Martin Peniak has come a long way from 10 years ago when he arrived in England from his native Slovakia with little English and less money.

Demand for parallel programming expertise is growing so fast that it’s hard to determine how many jobs need it. But Fortune 500 companies, including Chevron, Amazon, Lockheed Martin and JP Morgan Chase, use NVIDIA’s accelerated computing platform every day. Log into LinkedIn and see CUDA cited in the profiles of more than 23,000 members.

Those opportunities reflect the power young programmers are unleashing with GPUs. Over the past decade, Peniak, 30, has gone from a penniless immigrant to an undergraduate – and later a graduate student – at the University of Plymouth. Ph.D. in hand, Peniak is now an authority in the booming field of autonomous robotics.

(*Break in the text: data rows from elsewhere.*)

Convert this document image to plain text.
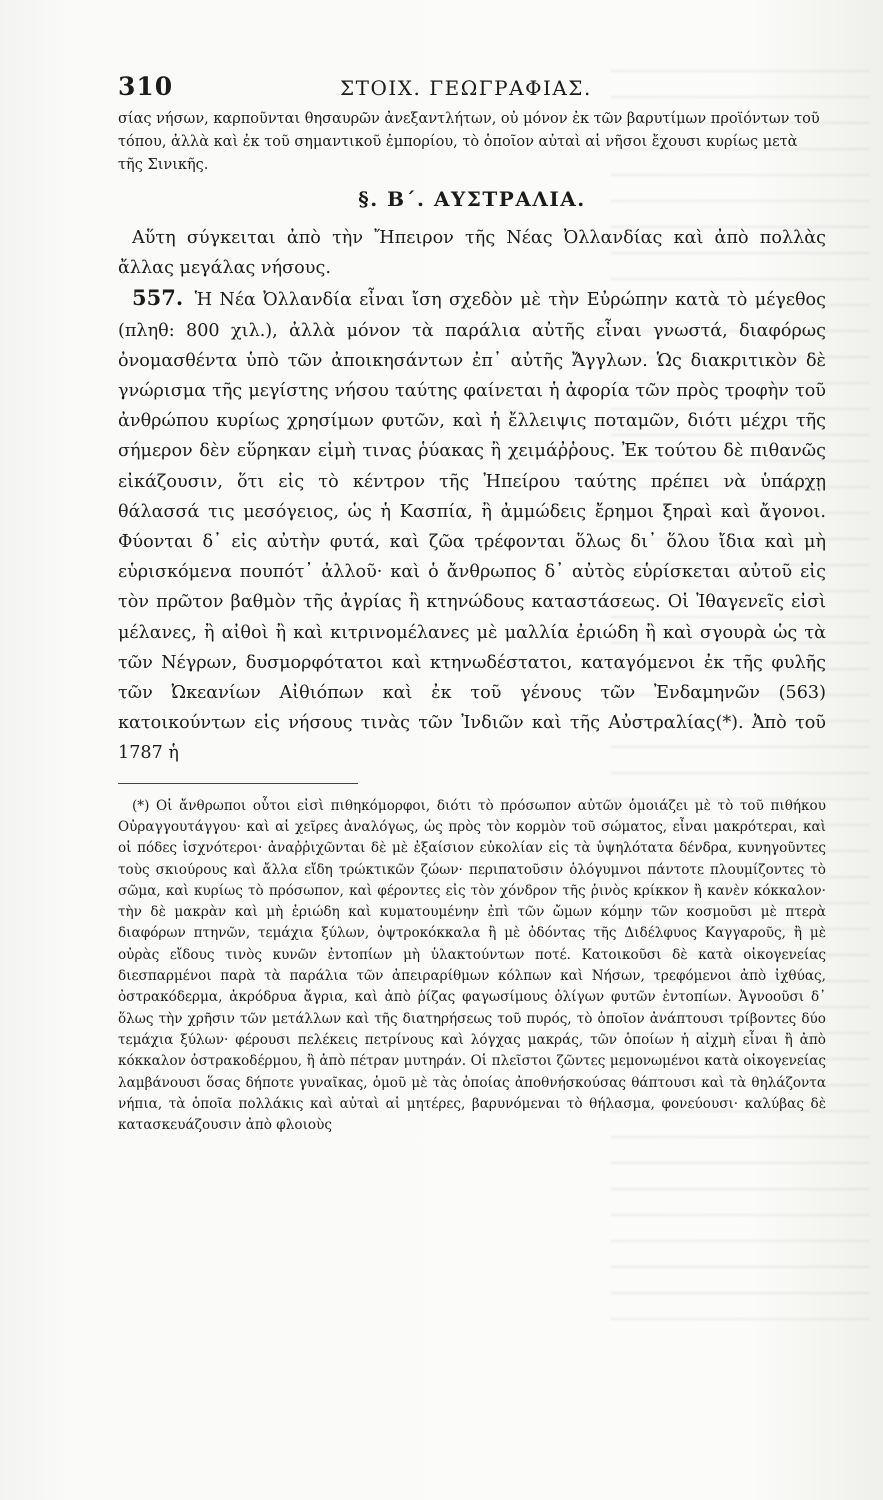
310	ΣΤΟΙΧ. ΓΕΩΓΡΑΦΙΑΣ.

σίας νήσων, καρποῦνται θησαυρῶν ἀνεξαντλήτων, οὐ μόνον ἐκ τῶν βαρυτίμων προϊόντων τοῦ τόπου, ἀλλὰ καὶ ἐκ τοῦ σημαντικοῦ ἐμπορίου, τὸ ὁποῖον αὐταὶ αἱ νῆσοι ἔχουσι κυρίως μετὰ τῆς Σινικῆς.

§. Β΄. ΑΥΣΤΡΑΛΙΑ.

Αὕτη σύγκειται ἀπὸ τὴν Ἤπειρον τῆς Νέας Ὀλλανδίας καὶ ἀπὸ πολλὰς ἄλλας μεγάλας νήσους.

557. Ἡ Νέα Ὀλλανδία εἶναι ἴση σχεδὸν μὲ τὴν Εὐρώπην κατὰ τὸ μέγεθος (πληθ: 800 χιλ.), ἀλλὰ μόνον τὰ παράλια αὐτῆς εἶναι γνωστά, διαφόρως ὀνομασθέντα ὑπὸ τῶν ἀποικησάντων ἐπ᾽ αὐτῆς Ἄγγλων. Ὡς διακριτικὸν δὲ γνώρισμα τῆς μεγίστης νήσου ταύτης φαίνεται ἡ ἀφορία τῶν πρὸς τροφὴν τοῦ ἀνθρώπου κυρίως χρησίμων φυτῶν, καὶ ἡ ἔλλειψις ποταμῶν, διότι μέχρι τῆς σήμερον δὲν εὕρηκαν εἰμὴ τινας ῥύακας ἢ χειμάῤῥους. Ἐκ τούτου δὲ πιθανῶς εἰκάζουσιν, ὅτι εἰς τὸ κέντρον τῆς Ἠπείρου ταύτης πρέπει νὰ ὑπάρχῃ θάλασσά τις μεσόγειος, ὡς ἡ Κασπία, ἢ ἀμμώδεις ἔρημοι ξηραὶ καὶ ἄγονοι. Φύονται δ᾽ εἰς αὐτὴν φυτά, καὶ ζῶα τρέφονται ὅλως δι᾽ ὅλου ἴδια καὶ μὴ εὑρισκόμενα πουπότ᾽ ἀλλοῦ· καὶ ὁ ἄνθρωπος δ᾽ αὐτὸς εὑρίσκεται αὐτοῦ εἰς τὸν πρῶτον βαθμὸν τῆς ἀγρίας ἢ κτηνώδους καταστάσεως. Οἱ Ἰθαγενεῖς εἰσὶ μέλανες, ἢ αἰθοὶ ἢ καὶ κιτρινομέλανες μὲ μαλλία ἐριώδη ἢ καὶ σγουρὰ ὡς τὰ τῶν Νέγρων, δυσμορφότατοι καὶ κτηνωδέστατοι, καταγόμενοι ἐκ τῆς φυλῆς τῶν Ὠκεανίων Αἰθιόπων καὶ ἐκ τοῦ γένους τῶν Ἐνδαμηνῶν (563) κατοικούντων εἰς νήσους τινὰς τῶν Ἰνδιῶν καὶ τῆς Αὐστραλίας(*). Ἀπὸ τοῦ 1787 ἡ

(*) Οἱ ἄνθρωποι οὗτοι εἰσὶ πιθηκόμορφοι, διότι τὸ πρόσωπον αὐτῶν ὁμοιάζει μὲ τὸ τοῦ πιθήκου Οὐραγγουτάγγου· καὶ αἱ χεῖρες ἀναλόγως, ὡς πρὸς τὸν κορμὸν τοῦ σώματος, εἶναι μακρότεραι, καὶ οἱ πόδες ἰσχνότεροι· ἀναῤῥιχῶνται δὲ μὲ ἐξαίσιον εὐκολίαν εἰς τὰ ὑψηλότατα δένδρα, κυνηγοῦντες τοὺς σκιούρους καὶ ἄλλα εἴδη τρώκτικῶν ζώων· περιπατοῦσιν ὁλόγυμνοι πάντοτε πλουμίζοντες τὸ σῶμα, καὶ κυρίως τὸ πρόσωπον, καὶ φέροντες εἰς τὸν χόνδρον τῆς ῥινὸς κρίκκον ἢ κανὲν κόκκαλον· τὴν δὲ μακρὰν καὶ μὴ ἐριώδη καὶ κυματουμένην ἐπὶ τῶν ὤμων κόμην τῶν κοσμοῦσι μὲ πτερὰ διαφόρων πτηνῶν, τεμάχια ξύλων, ὀψτροκόκκαλα ἢ μὲ ὀδόντας τῆς Διδέλφυος Καγγαροῦς, ἢ μὲ οὐρὰς εἴδους τινὸς κυνῶν ἐντοπίων μὴ ὑλακτούντων ποτέ. Κατοικοῦσι δὲ κατὰ οἰκογενείας διεσπαρμένοι παρὰ τὰ παράλια τῶν ἀπειραρίθμων κόλπων καὶ Νήσων, τρεφόμενοι ἀπὸ ἰχθύας, ὀστρακόδερμα, ἀκρόδρυα ἄγρια, καὶ ἀπὸ ῥίζας φαγωσίμους ὀλίγων φυτῶν ἐντοπίων. Ἀγνοοῦσι δ᾽ ὅλως τὴν χρῆσιν τῶν μετάλλων καὶ τῆς διατηρήσεως τοῦ πυρός, τὸ ὁποῖον ἀνάπτουσι τρίβοντες δύο τεμάχια ξύλων· φέρουσι πελέκεις πετρίνους καὶ λόγχας μακράς, τῶν ὁποίων ἡ αἰχμὴ εἶναι ἢ ἀπὸ κόκκαλον ὀστρακοδέρμου, ἢ ἀπὸ πέτραν μυτηράν. Οἱ πλεῖστοι ζῶντες μεμονωμένοι κατὰ οἰκογενείας λαμβάνουσι ὅσας δήποτε γυναῖκας, ὁμοῦ μὲ τὰς ὁποίας ἀποθνήσκούσας θάπτουσι καὶ τὰ θηλάζοντα νήπια, τὰ ὁποῖα πολλάκις καὶ αὐταὶ αἱ μητέρες, βαρυνόμεναι τὸ θήλασμα, φονεύουσι· καλύβας δὲ κατασκευάζουσιν ἀπὸ φλοιοὺς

And Peniak has found a technology that didn’t even exist just a decade ago to be one of his most powerful tools. Ian Buck, NVIDIA’s VP of Accelerated Computing, began the work of creating CUDA when he joined NVIDIA in 2004. He wanted programmers to be able to use simple language extensions to unleash GPU accelerators for general computing tasks.

Now available in version 6.5, CUDA is a key component of the NVIDIA accelerated computing platform, which allows programmers all over the world to accelerate their applications using familiar programming languages such as C/C++, Fortran, Java, .NET, Python and MATLAB.

In the intervening eight years, NVIDIA has shipped more than 430 million CUDA GPUs. Close to 800 universities now prepare students for careers in modern parallel computing by teaching CUDA. Put “CUDA” in the search box of Google Scholar and you’ll get about 63,500 results. A similar search on Stack Overflow yields close to 19,000 results. Downloads of the CUDA Toolkit top 2.5 million to date.

So, what compelled Peniak to put his faith in parallel programming to propel his research? When Peniak started his work, he needed computing technology that – like neural networks themselves – was parallel.

“As a result, I learned CUDA to develop all my code for the GPU to be able to do side-by-side comparisons,” he said. “I saw speedups of around 50x, which meant a lot to me because this allowed me to increase the complexity of the neural network controllers.”

Now he says he’s using parallel programming every day. “I’m really fascinated by how we’re now able to program these massively parallel processors and redefine what computing means,” referring to the first CUDA-programmable mobile processor, the Tegra K1.

NVIDIA Tegra K1 64-bit dieshot
Power and Portability: Our mobile Tegra K1 offers researchers like Martin Peniak a CUDA-programmable mobile processor.

At Cortexica, Peniak is helping develop one of the world’s leading visual search systems. Think Shazam – the app that identifies songs – for pictures. The challenge is delivering results to users in an instant.

“This would not be possible if we used standard CPUs to do the work,” Peniak says. “It would take several seconds for every query, which is unacceptable. My job is to develop and fine-tune GPU code, so we can continue to make our algorithms perform better while minimizing the processing time.”

Speaking about his TEDx talk, Peniak said one of the things he tried to emphasize was the importance of dreaming big. “I have no special skills other than being a dreamer and I don’t give up easily,” he told the crowd.